Thursday 30 April 2009

Diseased

It took everything I could have been. It took me.

At university, It ate my brain. They listened politely
While I tried to explain, but everyone was a bit embarrassed
And surprised to recall
Ambulances in secondary school.
They want to push me into the black hole –
Psychiatry, who sucks in all that isn’t His,
And swarms like vultures to pick the flesh from my brains.

When I was little and nobody looked, He saw me
And was my companion.
A twinge here, a stab there, the odd collapse
Was not strange, it was what I knew.
Familiarity breeds – after all, Mars is home for Martians.

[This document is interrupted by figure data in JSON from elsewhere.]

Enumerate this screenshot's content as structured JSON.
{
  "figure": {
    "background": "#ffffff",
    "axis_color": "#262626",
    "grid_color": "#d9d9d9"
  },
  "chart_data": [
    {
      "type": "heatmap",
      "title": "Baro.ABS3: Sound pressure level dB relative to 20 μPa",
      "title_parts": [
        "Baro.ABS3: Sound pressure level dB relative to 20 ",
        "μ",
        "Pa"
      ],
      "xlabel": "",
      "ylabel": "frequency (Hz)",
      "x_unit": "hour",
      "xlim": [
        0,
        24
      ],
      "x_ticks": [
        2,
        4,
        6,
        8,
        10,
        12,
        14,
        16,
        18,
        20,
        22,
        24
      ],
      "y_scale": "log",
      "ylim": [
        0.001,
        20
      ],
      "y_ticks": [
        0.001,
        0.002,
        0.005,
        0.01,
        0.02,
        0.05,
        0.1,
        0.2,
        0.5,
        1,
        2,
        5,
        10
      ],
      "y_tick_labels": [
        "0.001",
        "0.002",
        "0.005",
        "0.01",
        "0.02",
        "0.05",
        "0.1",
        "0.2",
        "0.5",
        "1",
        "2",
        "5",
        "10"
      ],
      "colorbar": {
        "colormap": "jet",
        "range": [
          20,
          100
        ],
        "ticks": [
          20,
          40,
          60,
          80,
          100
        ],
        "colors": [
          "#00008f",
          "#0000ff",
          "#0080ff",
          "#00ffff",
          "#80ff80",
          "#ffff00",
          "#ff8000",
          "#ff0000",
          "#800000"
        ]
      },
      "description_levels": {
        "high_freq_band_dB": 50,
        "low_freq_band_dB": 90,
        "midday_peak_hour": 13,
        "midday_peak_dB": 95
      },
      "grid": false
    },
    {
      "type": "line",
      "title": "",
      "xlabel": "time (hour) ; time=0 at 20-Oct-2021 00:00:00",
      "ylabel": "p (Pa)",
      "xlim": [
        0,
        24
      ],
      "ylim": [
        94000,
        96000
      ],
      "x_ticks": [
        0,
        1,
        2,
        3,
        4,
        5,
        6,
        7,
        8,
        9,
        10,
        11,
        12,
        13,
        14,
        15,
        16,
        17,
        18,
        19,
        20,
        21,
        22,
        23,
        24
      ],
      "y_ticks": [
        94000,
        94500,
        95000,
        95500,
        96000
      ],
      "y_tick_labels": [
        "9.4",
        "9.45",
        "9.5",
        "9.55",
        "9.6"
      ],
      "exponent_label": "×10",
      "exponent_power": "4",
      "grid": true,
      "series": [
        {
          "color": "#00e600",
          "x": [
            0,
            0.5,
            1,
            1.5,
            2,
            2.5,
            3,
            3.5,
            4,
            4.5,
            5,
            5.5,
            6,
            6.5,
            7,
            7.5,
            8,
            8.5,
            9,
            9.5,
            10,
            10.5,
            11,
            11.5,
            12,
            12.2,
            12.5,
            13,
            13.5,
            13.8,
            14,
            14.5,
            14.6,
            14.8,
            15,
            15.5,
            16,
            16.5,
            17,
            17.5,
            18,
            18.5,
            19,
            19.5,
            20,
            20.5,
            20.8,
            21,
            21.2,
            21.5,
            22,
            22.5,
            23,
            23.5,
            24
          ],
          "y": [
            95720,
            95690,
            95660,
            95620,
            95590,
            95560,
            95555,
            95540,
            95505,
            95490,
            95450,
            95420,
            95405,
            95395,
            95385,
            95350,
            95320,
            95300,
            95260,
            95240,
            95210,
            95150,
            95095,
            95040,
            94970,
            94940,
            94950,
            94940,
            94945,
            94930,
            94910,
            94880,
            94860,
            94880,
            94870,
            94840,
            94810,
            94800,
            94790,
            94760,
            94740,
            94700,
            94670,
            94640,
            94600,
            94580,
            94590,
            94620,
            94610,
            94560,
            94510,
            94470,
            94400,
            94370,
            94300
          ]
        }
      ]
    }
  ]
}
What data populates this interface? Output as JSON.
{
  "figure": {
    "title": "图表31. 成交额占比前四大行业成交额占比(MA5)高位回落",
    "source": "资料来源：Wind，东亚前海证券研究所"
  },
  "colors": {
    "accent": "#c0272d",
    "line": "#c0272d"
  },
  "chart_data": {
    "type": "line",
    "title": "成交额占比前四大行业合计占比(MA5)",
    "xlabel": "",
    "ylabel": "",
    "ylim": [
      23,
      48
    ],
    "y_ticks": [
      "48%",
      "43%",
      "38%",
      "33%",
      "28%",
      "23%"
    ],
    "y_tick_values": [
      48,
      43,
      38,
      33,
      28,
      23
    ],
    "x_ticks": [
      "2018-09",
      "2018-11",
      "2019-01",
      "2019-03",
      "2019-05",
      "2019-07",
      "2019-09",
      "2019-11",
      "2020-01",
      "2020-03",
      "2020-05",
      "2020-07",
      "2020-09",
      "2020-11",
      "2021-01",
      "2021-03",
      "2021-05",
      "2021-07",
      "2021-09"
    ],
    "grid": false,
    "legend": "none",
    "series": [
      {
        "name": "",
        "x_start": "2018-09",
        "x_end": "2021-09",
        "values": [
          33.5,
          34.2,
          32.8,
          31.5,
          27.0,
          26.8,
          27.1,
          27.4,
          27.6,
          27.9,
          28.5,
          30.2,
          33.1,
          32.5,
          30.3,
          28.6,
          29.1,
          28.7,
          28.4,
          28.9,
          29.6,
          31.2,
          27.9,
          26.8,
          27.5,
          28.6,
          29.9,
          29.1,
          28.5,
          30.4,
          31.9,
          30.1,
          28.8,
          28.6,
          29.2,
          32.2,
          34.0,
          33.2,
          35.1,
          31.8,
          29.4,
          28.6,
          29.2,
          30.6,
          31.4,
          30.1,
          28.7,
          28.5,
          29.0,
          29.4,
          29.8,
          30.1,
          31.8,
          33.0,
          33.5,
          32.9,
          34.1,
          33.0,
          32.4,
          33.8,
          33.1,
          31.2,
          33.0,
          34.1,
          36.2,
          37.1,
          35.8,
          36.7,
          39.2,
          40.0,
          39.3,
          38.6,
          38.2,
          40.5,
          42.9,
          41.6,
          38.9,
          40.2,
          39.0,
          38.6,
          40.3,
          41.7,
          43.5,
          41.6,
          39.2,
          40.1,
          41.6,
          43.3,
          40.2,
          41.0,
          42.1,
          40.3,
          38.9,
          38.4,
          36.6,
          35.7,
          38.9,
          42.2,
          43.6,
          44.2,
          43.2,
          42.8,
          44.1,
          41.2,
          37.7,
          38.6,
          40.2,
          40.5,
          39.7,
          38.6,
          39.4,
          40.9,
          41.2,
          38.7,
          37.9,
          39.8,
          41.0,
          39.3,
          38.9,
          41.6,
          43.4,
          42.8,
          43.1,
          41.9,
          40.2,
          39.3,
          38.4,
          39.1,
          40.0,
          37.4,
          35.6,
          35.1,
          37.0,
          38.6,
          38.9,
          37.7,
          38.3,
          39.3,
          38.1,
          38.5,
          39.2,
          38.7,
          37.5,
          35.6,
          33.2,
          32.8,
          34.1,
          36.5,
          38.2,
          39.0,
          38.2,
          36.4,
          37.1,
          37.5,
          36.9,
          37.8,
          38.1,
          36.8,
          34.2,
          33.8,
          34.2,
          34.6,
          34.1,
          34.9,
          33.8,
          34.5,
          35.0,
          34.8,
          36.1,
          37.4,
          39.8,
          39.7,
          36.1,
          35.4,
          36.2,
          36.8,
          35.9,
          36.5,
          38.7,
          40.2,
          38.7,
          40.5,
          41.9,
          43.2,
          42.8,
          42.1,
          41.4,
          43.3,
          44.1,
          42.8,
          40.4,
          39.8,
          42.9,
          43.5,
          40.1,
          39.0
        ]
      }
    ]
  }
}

I was six when He hollowed me out and moved in;
I was too small for him, then.
Now I seem to contain Him, somehow
Nothing gets out, or at least
Nobody sees,
Just the peak of permanent pregnancy
That dwarves foothill breasts in profile;
Not the pressure that leaves my panting lungs
No space to inflate.

Anyway, as time went by, he moved up and broke
Into my skull and ate my brain,
Scooped big bear pawfuls, smacked His chops,
And left the bees in my head with the rest.

And he gave me, or did I give him?
My own little monstrous envy, oh how it must be
To be at home in a body; to have been me.
Now I live to serve his needs.

And they won’t see.
In science, bees can’t fly .
In 20 years, He’ll be a disease.
In 20 years, it’ll be too late for me.